Immunofluorescent staining of ADV-G-infected CrFK cells with antibodies prepared against ADV VP2 peptides. Acetone-fixed cytocentrifuged preparations of ADV-G-infected CrFK cells were reacted with rabbit polyclonal or murine monoclonal antibodies with the indicated specificities. Staining was revealed with FITC-conjugated anti-rabbit IgG or anti-mouse IgG. Nuclei were counterstained with propidium iodide. As indicated in the text, no difference was observed between monoclonal and polyclonal antibodies with the same specificity.

FIG. 6

Location of ADV VP2 peptides on ADV capsid. VP2:428-446 (green), VP2:455-470 (blue), and VP2:487-501 (red). (A) Predicted surface-exposed residues from peptides are indicated on a roadmap representation of the surface of the ADV-G_VP2 pseudo-atomic structure. The view is down a twofold icosahedral axis. (B) Predicted locations of ADV VP2 peptides are projected onto a shaded-surface representation of ADV-G_VP2 viewed down a twofold icosahedral axis.

FIG. 7

Side-view models of ADV-G_VP2 particles complexed with IgG Fab fragment (depicted as van der Waals balls).
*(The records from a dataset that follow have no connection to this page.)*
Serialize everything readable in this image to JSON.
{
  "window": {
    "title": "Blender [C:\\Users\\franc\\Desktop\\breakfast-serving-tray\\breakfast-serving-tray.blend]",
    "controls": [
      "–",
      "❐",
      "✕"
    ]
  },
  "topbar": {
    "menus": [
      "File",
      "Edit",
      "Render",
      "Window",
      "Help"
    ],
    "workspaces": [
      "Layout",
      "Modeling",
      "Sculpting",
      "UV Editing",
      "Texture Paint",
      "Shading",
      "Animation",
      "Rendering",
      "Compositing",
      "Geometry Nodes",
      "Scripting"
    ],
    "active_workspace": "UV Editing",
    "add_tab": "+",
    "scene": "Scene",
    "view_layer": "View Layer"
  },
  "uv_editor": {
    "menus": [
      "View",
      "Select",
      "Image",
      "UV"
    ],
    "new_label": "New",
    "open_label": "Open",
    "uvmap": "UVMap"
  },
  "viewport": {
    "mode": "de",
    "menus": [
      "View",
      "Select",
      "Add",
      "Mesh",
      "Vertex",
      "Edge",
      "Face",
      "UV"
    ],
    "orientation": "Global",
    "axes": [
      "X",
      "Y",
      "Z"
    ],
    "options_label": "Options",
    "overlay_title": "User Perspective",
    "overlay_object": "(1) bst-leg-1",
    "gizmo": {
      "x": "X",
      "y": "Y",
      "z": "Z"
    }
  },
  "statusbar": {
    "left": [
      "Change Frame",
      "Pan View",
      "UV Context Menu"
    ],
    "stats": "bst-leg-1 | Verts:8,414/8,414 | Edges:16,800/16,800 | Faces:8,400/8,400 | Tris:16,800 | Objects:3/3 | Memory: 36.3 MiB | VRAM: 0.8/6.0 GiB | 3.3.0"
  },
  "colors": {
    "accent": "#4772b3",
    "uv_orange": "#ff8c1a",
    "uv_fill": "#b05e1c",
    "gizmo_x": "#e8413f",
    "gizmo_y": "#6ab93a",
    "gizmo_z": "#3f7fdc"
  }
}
The position of the icosahedral threefold related mounds and residues involved in host range and pathogenicity (VP2:352, VP2:395, VP2:434) (14, 31) is noted. (A) Fab fragment (yellow) docked with VP2:428-446 (green) in a side view perpendicular to an icosahedral twofold axis. (B) Fab fragment (yellow) docked with VP2:455-470 (blue) in a side view perpendicular to an icosahedral threefold axis. (C) Fab fragment (yellow) docked with VP2:487-501 (red) in a side view perpendicular to an icosahedral threefold axis.